Pijarjakarta.Info – Dunia peradilan kembali tercoreng. Ketua Pengadilan Negeri Jakarta Selatan, Muhammad Arif Nuryanta, menjadi sorotan setelah ditetapkan sebagai tersangka dalam kasus dugaan suap Rp 60 miliar terkait pengkondisian perkara ekspor crude palm oil (CPO) untuk tiga korporasi. Hakim yang seharusnya menjadi benteng terakhir masyarakat dalam mencari keadilan ini justru terjerat hukum, menambah daftar panjang integritas peradilan yang dipertanyakan.
Pada Sabtu malam (12/4/2025), Arif digiring keluar dari gedung pemeriksaan Kejaksaan Agung dengan rompi pink khas tahanan.
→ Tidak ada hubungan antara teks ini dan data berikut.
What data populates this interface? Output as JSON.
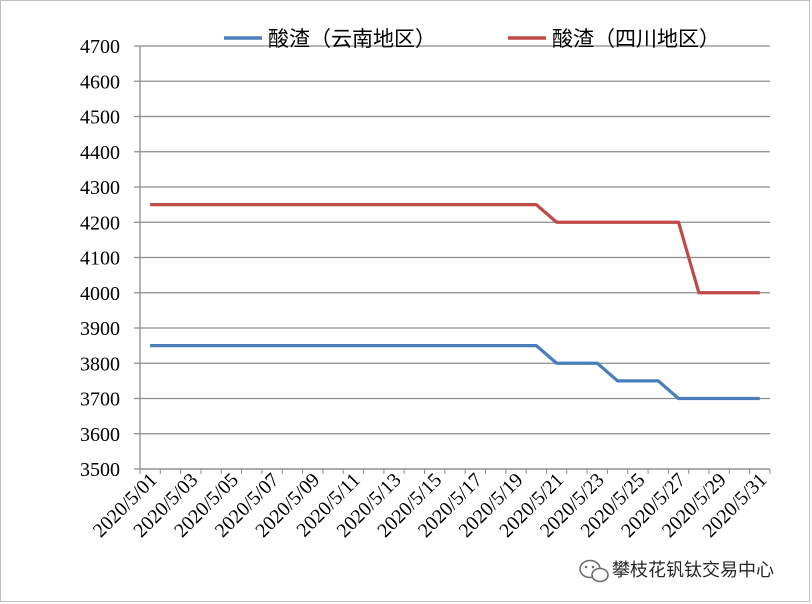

Tatapannya datar, kepala tertunduk, tanpa sepatah kata pun menjawab pertanyaan awak media. “Pak Arif, kata-kata hari ini Pak,” celetuk seorang wartawan, namun Arif tetap bergeming. Cahaya flash kamera dan kerumunan media tak menggoyahkan langkahnya menuju mobil tahanan menuju Rutan Salemba cabang Kejagung.
Selain Arif, tiga tersangka lain turut ditetapkan: Panitera Muda Perdata Jakarta Utara, Wahyu Gunawan (WG), Kuasa Hukum Korporasi, Marcella Santoso (MS), dan Advokat berinisial Ariyanto (AR). Keempatnya langsung ditahan selama 20 hari untuk keperluan pemeriksaan. Arif diduga menerima Rp 60 miliar melalui WG, orang kepercayaannya, untuk memanipulasi putusan agar tiga korporasi dinyatakan tidak bersalah.
Perspektif Lain: Hakim sebagai Benteng Keadilan yang Rapuh
Hakim, yang kerap dijuluki “wakil Tuhan di muka bumi” karena kuasa putusannya, sejatinya adalah harapan terakhir masyarakat untuk menegakkan keadilan. Namun, kasus seperti ini menunjukkan kerapuhan sistem. Arif bukanlah kasus pertama. Maraknya hakim yang terjerat suap menggambarkan betapa godaan materi dapat menggerus integritas mereka yang seharusnya menjadi pilar moral.
Publik pun bertanya, jika hakim yang dipercaya menegakkan hukum justru melanggarnya, ke mana lagi masyarakat harus berpaling? Kasus ini bukan sekadar pelanggaran individu, tetapi juga cerminan sistemik yang perlu diperbaiki. Pengawasan internal peradilan, independensi hakim, hingga kesejahteraan mereka menjadi sorotan. Apakah tekanan eksternal atau lemahnya integritas pribadi yang membuat benteng keadilan ini runtuh?
Dampak pada Kepercayaan Publik
Kasus Arif dan kawan-kawan memperdalam krisis kepercayaan terhadap lembaga peradilan. Masyarakat kini semakin skeptis: apakah keadilan masih bisa ditegakkan, atau justru menjadi komoditas yang diperjualbelikan? Penegakan hukum terhadap pelaku, termasuk ancaman hukuman berdasarkan UU Tindak Pidana Korupsi, diharapkan menjadi efek jera. Namun, tanpa reformasi menyeluruh, “wakil Tuhan” yang jatuh akan terus bertambah, meninggalkan keadilan sebagai ilusi bagi rakyat kecil.
Penegakan hukum terhadap Arif cs harus menjadi momentum untuk membersihkan dunia peradilan. Jika tidak, frasa “benteng terakhir keadilan” hanya akan menjadi jargon kosong yang kian menjauh dari realitas.